You walk up to the fruit stand. You see the apple. You hand over your dollar. The guy hands you the apple.
Now let's do it the way the financial system works.
You walk up to the fruit stand. You tell the guy you'd like to buy an apple. He says great, but you can't actually take the apple today. First, your request needs to go to the Apple Clearing Corporation, who will verify that the apple exists, that you have a dollar, and that neither of you are committing apple fraud.
Your dollar doesn't go to the fruit stand guy. It goes to a custodian, who holds it overnight in a trust account while a settlement agent confirms that the apple meets regulatory standards for transfer. The apple, meanwhile, is moved to a central depository, because nobody actually holds their own apples anymore. The depository holds all the apples on behalf of everyone and just updates a ledger that says who's entitled to which apple.

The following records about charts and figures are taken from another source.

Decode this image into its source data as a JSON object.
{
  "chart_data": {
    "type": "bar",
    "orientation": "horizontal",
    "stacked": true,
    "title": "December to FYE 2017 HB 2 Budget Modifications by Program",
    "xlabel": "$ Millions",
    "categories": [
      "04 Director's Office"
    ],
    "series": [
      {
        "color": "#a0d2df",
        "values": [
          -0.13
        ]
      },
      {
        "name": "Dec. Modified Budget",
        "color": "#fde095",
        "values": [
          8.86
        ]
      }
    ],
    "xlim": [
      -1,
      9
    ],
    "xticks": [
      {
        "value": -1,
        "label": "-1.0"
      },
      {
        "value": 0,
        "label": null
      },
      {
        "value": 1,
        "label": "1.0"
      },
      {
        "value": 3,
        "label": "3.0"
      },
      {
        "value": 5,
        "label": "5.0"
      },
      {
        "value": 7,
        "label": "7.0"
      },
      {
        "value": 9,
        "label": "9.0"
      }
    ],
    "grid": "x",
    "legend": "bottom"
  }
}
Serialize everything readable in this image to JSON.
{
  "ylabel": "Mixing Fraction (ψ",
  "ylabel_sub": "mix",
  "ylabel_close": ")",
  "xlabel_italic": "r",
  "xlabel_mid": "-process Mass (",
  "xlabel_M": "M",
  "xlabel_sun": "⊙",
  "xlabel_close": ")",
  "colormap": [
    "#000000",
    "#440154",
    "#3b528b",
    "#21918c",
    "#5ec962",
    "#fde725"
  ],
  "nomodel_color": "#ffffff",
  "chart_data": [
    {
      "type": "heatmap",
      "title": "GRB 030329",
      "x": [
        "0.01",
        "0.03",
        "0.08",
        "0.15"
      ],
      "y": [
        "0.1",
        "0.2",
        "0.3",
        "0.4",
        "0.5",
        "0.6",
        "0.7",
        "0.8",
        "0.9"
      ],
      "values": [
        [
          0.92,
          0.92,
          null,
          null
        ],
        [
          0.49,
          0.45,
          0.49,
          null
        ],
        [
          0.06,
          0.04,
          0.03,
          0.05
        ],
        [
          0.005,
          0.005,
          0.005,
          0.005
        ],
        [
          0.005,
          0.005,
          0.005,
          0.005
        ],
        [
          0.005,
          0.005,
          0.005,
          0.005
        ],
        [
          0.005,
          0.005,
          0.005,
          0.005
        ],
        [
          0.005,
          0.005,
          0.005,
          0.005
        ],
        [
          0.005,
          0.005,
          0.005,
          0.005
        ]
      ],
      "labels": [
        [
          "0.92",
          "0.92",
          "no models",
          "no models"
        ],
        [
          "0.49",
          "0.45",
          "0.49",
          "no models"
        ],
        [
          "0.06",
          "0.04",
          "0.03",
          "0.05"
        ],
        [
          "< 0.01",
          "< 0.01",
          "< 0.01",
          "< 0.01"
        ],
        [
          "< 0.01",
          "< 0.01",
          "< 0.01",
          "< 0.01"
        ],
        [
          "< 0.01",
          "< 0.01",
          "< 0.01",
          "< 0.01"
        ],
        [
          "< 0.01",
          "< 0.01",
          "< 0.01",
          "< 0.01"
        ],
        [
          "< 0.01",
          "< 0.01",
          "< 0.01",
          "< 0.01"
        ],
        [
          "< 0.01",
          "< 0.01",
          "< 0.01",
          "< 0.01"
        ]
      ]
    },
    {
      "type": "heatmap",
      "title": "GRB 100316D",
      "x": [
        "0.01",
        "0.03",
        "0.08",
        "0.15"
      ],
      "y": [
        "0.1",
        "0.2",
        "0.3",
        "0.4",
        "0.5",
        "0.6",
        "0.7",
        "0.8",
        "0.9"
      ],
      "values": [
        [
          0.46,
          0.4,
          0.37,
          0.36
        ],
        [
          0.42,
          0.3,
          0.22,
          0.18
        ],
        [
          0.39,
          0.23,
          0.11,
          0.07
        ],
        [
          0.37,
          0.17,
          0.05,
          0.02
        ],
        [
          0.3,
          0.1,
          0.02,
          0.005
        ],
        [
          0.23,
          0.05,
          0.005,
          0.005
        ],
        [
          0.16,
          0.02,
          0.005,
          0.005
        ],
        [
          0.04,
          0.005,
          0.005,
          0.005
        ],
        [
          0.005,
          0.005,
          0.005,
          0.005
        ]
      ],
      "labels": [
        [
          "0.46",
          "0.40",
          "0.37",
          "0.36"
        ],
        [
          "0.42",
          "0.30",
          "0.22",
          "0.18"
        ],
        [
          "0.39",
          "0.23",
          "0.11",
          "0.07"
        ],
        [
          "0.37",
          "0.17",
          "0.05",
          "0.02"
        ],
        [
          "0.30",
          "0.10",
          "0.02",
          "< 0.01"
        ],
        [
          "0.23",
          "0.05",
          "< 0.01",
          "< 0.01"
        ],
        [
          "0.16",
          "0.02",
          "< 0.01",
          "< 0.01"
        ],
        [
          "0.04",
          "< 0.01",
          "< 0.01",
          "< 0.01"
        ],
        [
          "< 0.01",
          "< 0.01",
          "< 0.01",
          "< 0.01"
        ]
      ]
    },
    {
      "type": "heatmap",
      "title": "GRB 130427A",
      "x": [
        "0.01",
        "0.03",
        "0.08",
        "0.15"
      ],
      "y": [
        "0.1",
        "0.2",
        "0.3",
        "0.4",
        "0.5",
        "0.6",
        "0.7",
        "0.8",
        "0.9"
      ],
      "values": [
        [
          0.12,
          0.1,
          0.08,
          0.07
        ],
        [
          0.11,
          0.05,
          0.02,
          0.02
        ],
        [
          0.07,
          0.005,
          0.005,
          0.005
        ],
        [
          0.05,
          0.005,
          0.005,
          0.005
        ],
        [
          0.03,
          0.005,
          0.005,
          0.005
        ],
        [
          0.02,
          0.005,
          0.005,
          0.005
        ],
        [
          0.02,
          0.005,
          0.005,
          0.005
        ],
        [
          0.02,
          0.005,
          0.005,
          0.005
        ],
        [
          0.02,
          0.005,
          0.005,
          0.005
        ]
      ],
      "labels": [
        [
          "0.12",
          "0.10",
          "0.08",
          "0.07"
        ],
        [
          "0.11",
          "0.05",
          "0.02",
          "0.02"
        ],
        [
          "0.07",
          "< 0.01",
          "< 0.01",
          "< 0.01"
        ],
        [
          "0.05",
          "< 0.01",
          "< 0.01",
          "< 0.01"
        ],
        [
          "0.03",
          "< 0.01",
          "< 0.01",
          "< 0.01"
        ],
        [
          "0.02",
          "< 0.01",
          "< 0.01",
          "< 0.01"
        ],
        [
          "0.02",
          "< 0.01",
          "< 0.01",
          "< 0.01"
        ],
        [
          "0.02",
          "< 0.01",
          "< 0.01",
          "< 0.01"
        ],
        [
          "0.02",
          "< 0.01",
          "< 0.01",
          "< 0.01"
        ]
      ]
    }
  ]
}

A day later, the ledger updates. You now officially own the apple. You didn't touch it. It's still at the depository. But a transfer agent has recorded your name as the legal owner of the apple, and if you ever want to actually hold it, you'll need to submit a withdrawal request.
The fruit stand guy, by the way, doesn't have your dollar yet either. His broker is waiting on the clearinghouse to finalise the settlement across all apple transactions from that day, because it turns out thousands of people bought apples at the same time, so rather than move each dollar individually, they batch the whole thing and figure out who owes who at the end of the day.
Three intermediaries took a small cut.
The apple is now slightly more expensive than it needs to be.
Now imagine someone says: what if the fruit stand guy could just hand you the apple, you hand him the dollar, and a system records it instantly, securely, and permanently without anyone else in the middle?
That's tokenisation.
Obviously this is simplified. The system exists for real reasons, risk reduction, default protection, scale. And tokenisation doesn't magically eliminate every layer. but it compresses them. The parts it doesn't remove, it makes faster and cheaper.
The point stands. We built a system around the best technology of the 1970s.
Tokenisation is what happens when you rebuild it with the best technology of today.